The game was scheduled for one, so I got to the ball park at nine. I'm a four-hour-early man which makes me almost always the first to arrive. I've found in life that nothing bad ever happens if you show up places early and every so often, something good occurs.
I got dressed in my vintage Saraperos uniform and laced up my old, black leather Riddell spikes. I ran my fingers over my name on the back of my jersey. Navidad. The name Hector gave me on the day that I met him. There's nothing like having your name on the back of a uniform. It made me proud.
I trotted out through the hallway underneath the stands and onto the green. I was alone among the grounds crew who were tending to the field, trimming the grass, sweeping the infield dirt and laying down once again the lime that marks the base paths and batters' boxes.
I jogged for a bit from foul-pole to foul-pole, and old man jiggling like, well, an old man. Then I returned to the infield and sat down right on second base, just taking the whole thing in. I've always felt--ever since I was a little kid--that there's nothing more glorious than a ball park and my vantage point confirmed this.

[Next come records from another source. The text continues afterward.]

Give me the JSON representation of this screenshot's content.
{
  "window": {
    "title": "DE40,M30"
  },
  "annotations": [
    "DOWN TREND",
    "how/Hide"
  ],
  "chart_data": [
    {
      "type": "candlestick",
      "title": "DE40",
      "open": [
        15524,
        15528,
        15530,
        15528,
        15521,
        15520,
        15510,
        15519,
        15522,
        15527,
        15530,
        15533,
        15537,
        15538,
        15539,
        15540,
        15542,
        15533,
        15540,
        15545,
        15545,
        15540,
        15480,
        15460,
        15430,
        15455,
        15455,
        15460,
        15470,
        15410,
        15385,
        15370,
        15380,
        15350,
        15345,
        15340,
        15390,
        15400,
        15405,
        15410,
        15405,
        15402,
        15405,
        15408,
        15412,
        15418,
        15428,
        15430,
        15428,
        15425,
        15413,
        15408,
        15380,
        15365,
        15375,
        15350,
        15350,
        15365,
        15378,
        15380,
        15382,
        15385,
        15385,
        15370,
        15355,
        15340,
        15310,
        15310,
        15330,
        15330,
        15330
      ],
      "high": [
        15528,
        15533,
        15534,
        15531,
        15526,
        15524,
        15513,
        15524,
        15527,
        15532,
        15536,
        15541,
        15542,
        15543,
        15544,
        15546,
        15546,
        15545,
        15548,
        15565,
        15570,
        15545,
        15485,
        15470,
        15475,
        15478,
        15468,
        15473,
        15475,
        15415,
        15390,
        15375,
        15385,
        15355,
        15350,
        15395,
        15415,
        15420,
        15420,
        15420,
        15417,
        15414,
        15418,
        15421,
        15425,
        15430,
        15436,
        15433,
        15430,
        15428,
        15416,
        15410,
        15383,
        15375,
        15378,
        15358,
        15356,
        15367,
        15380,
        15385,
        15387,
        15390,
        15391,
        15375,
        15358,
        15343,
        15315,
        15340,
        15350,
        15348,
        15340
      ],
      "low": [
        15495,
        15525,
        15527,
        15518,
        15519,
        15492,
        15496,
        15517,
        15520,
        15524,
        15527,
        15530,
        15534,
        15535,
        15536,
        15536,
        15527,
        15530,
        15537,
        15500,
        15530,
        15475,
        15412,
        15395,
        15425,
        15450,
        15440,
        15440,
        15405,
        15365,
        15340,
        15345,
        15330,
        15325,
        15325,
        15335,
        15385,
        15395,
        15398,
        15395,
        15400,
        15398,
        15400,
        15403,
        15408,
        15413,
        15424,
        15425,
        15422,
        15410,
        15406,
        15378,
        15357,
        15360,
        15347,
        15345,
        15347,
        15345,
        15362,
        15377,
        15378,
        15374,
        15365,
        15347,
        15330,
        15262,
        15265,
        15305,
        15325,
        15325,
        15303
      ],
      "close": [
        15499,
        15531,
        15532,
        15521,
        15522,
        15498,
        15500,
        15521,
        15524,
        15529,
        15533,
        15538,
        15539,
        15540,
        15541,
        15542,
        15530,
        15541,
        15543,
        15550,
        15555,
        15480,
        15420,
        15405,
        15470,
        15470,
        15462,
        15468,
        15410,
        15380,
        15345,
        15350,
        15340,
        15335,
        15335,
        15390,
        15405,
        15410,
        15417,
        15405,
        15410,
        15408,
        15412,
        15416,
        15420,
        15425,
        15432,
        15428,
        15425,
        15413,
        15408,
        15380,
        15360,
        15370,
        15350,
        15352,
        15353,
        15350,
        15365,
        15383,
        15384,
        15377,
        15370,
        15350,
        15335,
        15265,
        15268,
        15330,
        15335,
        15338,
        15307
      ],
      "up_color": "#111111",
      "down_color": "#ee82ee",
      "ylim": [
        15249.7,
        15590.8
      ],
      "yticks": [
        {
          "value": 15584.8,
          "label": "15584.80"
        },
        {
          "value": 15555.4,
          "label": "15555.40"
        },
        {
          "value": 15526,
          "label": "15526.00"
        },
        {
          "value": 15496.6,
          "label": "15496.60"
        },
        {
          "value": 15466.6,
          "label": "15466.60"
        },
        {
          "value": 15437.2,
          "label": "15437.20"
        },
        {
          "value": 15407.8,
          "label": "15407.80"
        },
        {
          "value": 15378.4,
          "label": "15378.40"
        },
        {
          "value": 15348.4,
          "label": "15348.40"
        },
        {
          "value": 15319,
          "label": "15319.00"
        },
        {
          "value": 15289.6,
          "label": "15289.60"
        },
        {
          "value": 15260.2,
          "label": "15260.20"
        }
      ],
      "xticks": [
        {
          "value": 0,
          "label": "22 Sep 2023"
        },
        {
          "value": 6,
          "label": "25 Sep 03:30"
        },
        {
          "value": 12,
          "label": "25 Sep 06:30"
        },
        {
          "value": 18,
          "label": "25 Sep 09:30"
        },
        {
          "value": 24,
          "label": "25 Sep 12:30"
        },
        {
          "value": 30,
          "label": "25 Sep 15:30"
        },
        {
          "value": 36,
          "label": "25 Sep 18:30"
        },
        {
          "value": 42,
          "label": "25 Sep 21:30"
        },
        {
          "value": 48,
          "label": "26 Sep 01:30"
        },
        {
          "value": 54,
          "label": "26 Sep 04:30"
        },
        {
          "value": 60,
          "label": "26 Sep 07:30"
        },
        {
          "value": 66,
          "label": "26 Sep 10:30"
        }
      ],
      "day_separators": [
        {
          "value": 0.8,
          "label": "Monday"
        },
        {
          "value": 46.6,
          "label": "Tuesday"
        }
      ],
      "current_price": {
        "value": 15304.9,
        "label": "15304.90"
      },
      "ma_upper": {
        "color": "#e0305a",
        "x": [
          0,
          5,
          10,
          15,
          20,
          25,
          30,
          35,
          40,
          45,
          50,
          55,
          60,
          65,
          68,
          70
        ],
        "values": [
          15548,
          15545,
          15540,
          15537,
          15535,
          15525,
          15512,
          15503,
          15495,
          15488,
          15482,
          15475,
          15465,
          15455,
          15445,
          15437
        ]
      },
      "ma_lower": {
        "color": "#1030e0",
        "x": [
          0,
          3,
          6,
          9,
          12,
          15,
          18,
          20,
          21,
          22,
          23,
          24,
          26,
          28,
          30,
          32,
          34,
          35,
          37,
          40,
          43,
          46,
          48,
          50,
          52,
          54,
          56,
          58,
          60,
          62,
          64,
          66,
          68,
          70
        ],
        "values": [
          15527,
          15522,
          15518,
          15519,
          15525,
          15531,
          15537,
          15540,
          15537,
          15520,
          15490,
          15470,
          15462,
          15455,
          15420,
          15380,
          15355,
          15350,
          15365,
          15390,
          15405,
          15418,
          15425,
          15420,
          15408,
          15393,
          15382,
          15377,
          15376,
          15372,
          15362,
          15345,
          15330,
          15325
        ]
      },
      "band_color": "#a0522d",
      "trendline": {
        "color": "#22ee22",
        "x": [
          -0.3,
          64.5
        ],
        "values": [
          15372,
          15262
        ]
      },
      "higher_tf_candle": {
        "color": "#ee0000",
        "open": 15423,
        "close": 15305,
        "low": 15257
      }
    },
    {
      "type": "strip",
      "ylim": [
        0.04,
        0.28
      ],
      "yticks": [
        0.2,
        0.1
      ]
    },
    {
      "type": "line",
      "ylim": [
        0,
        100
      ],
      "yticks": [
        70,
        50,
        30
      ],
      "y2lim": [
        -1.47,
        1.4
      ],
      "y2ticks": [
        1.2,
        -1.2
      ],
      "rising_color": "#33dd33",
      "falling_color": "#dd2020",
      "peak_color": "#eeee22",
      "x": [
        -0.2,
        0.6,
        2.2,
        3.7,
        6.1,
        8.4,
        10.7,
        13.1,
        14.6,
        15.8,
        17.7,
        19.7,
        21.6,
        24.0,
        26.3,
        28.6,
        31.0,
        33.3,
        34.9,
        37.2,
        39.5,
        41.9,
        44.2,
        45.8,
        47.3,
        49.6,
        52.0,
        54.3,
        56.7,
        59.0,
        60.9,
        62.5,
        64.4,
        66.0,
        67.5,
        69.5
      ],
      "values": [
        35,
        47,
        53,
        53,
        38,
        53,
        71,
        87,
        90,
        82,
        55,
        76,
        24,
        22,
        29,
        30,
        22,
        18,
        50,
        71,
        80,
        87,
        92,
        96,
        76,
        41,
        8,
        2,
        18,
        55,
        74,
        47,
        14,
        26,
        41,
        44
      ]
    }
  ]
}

The air was crisp and clear. The cirrus were high and wispy and the sun was bright. The whole thing, the verdant green of the field, the azure of the sky and the silent roar of the empty stadium around me was perfection. I suppose the feeling is like what a fisherman gets when he's the first one out and his line makes the first ripples in the surf.
In a short while an assortment of fellow 'viejos' began showing up. Four fifths were younger than I, one fifth--if you can believe it, older. I sized them up like you do when you enter an alien sauna. I was intimidated by the couple of guys who seemed in shape. Relieved by the guys whose girth stretched their double-knits to bursting.
A few of us introduced ourselves. We began playing impromptu games of pepper and began loosening up, fielding, throwing, bending and pivoting. I began making the long throw from first to third. There's a chance, I said to myself, I could throw out a gimp who gets a slow start.
The clock kept ticking.
The stands began to fill in.
It was almost time for the game to begin.